Los nombres que aspiran al KOM suelen ser conocidos dentro del pelotón pero no fuera de él, lo que significa que el mercado de apuestas les asigna cuotas que a menudo no reflejan sus opciones reales en esta clasificación específica.
Etapas clave para la clasificación de montaña
No todas las etapas de montaña pesan igual en la clasificación KOM. Las jornadas con varios puertos de primera categoría o categoría especial concentran un volumen de puntos que puede decidir la clasificación, especialmente si incluyen puntos dobles. Identificar estas etapas en el recorrido antes de que comience la carrera permite al apostador anticipar los momentos donde la clasificación de montaña se pondrá en juego de verdad.
Las etapas de media montaña con puertos de segunda y tercera categoría aportan puntos menores que, sin embargo, se acumulan. Un corredor que se mete en la fuga del día en cinco etapas de media montaña consecutivas y corona todos los puertos intermedios puede acumular un colchón de puntos que resista incluso una mala jornada en la alta montaña. El apostador que solo mira las etapas reinas se pierde la mitad de la historia.
Las etapas llanas no puntúan para la montaña, obviamente, pero las etapas de transición con un puerto aislado de tercera categoría pueden ser relevantes si dos corredores están separados por pocos puntos en la clasificación. Esos puntos marginales en puertos menores a veces deciden el maillot en la última semana.
Cuotas y valor en el mercado KOM
El mercado del maillot de montaña suele abrirse antes del inicio de la gran vuelta y mantiene cuotas antepost durante toda la carrera. La liquidez es menor que en la clasificación general, lo que produce cuotas más amplias y márgenes más generosos para la casa, pero también desajustes mayores que el apostador informado puede explotar.

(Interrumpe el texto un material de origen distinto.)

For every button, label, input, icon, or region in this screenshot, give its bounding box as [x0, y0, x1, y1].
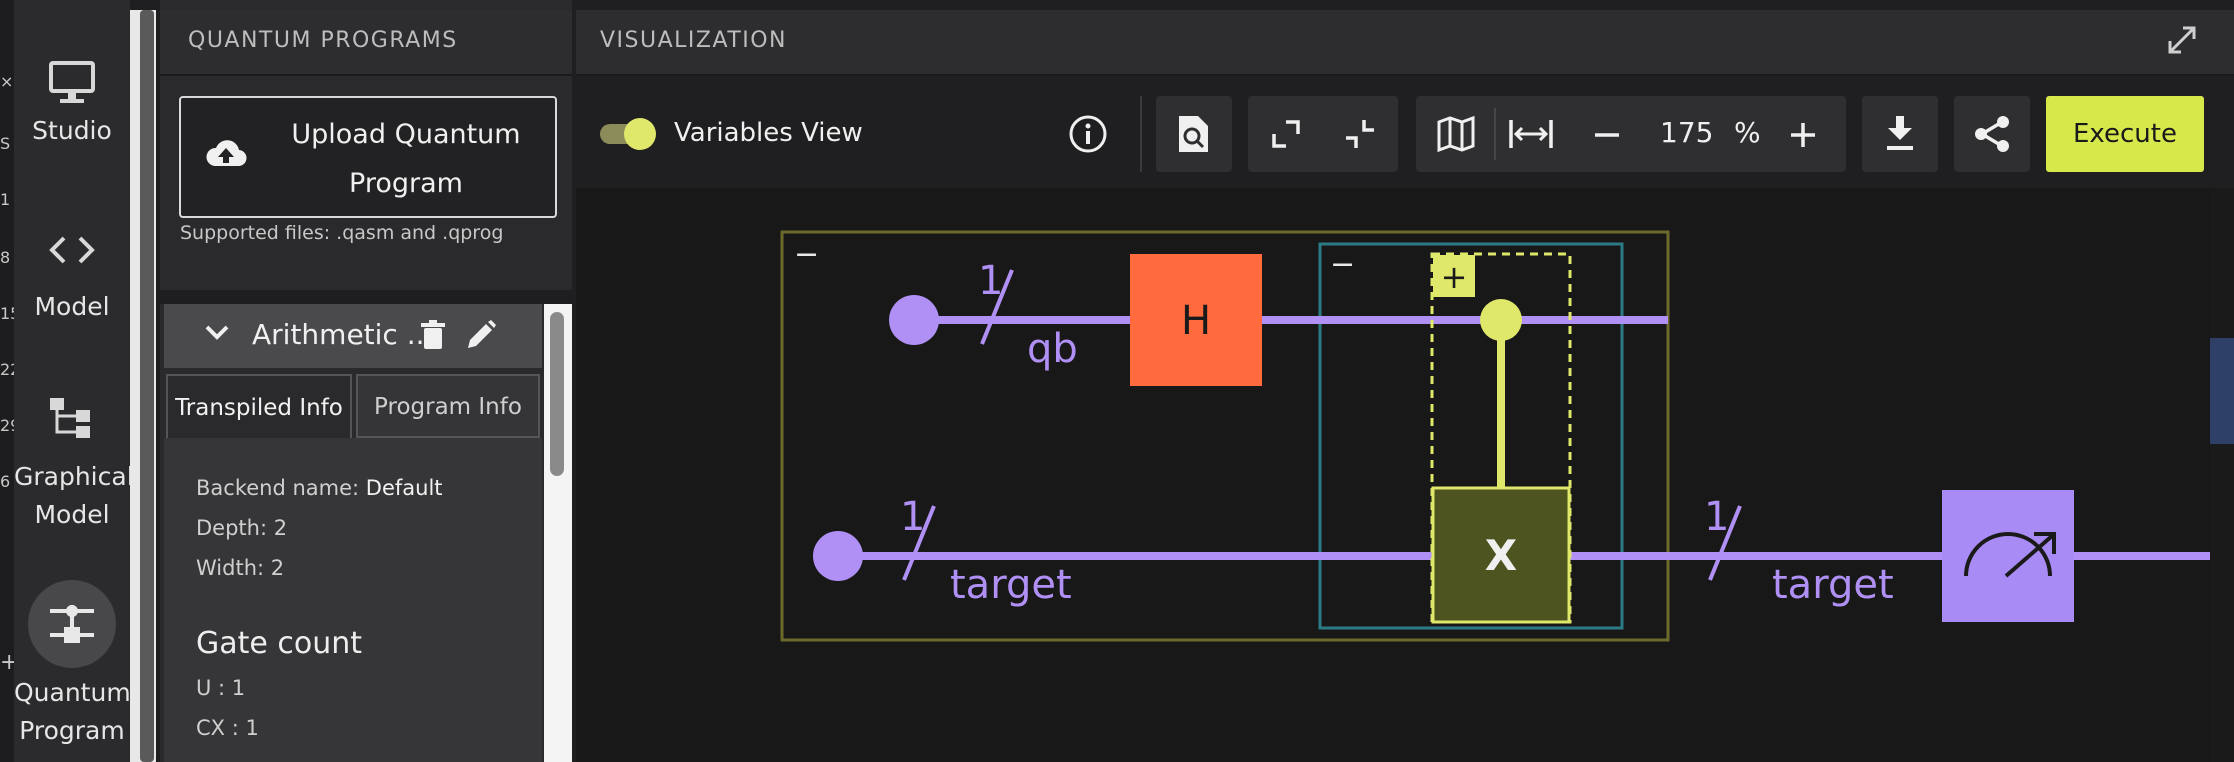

El valor típico se encuentra en corredores cuya estrategia de equipo cambia durante la carrera. Si un equipo pierde a su líder de la general en la primera semana y libera a su mejor escalador para la clasificación de montaña, las cuotas de ese corredor para el KOM pueden tardar días en reflejar su nuevo objetivo. Esa ventana temporal es una oportunidad directa que requiere seguir la carrera de cerca y estar atento a las declaraciones de directores deportivos después de cada etapa. Las grandes vueltas producen este tipo de situación con frecuencia, porque los abandonos y los cambios de planes son habituales en tres semanas de competición.
Otro escenario de valor aparece cuando un corredor acumula puntos silenciosamente en las fugas de las primeras jornadas de montaña y el mercado no ajusta su cuota con la rapidez que la clasificación real justificaría. Si un ciclista que cotizaba a 15.00 antes del inicio lleva tres días metiéndose en fugas y ya ha sumado veinte puntos de montaña, su cuota debería estar bajando con fuerza, y si no lo hace, hay una oportunidad clara.
Comparar cuotas entre operadores es especialmente rentable en este mercado porque, al ser menos líquido, las diferencias de precio entre casas de apuestas suelen ser mayores que en la clasificación general o en el ganador de etapa.
Los lunares como oportunidad de nicho
La clasificación de montaña es un mercado para el apostador paciente que acepta trabajar con menos liquidez y menos información pública a cambio de operar en un terreno donde la competencia analítica es mínima. Mientras el mercado de la general y las etapas atrae la atención masiva, el maillot de lunares se disputa en un ecosistema paralelo con sus propias reglas de puntuación, sus propios perfiles de corredor y sus propias ventanas de valor que se abren y cierran al ritmo de las fugas y los puertos coronados.
Menos ruido, más señal. Ese es el atractivo del KOM para quien quiere apostar con ventaja.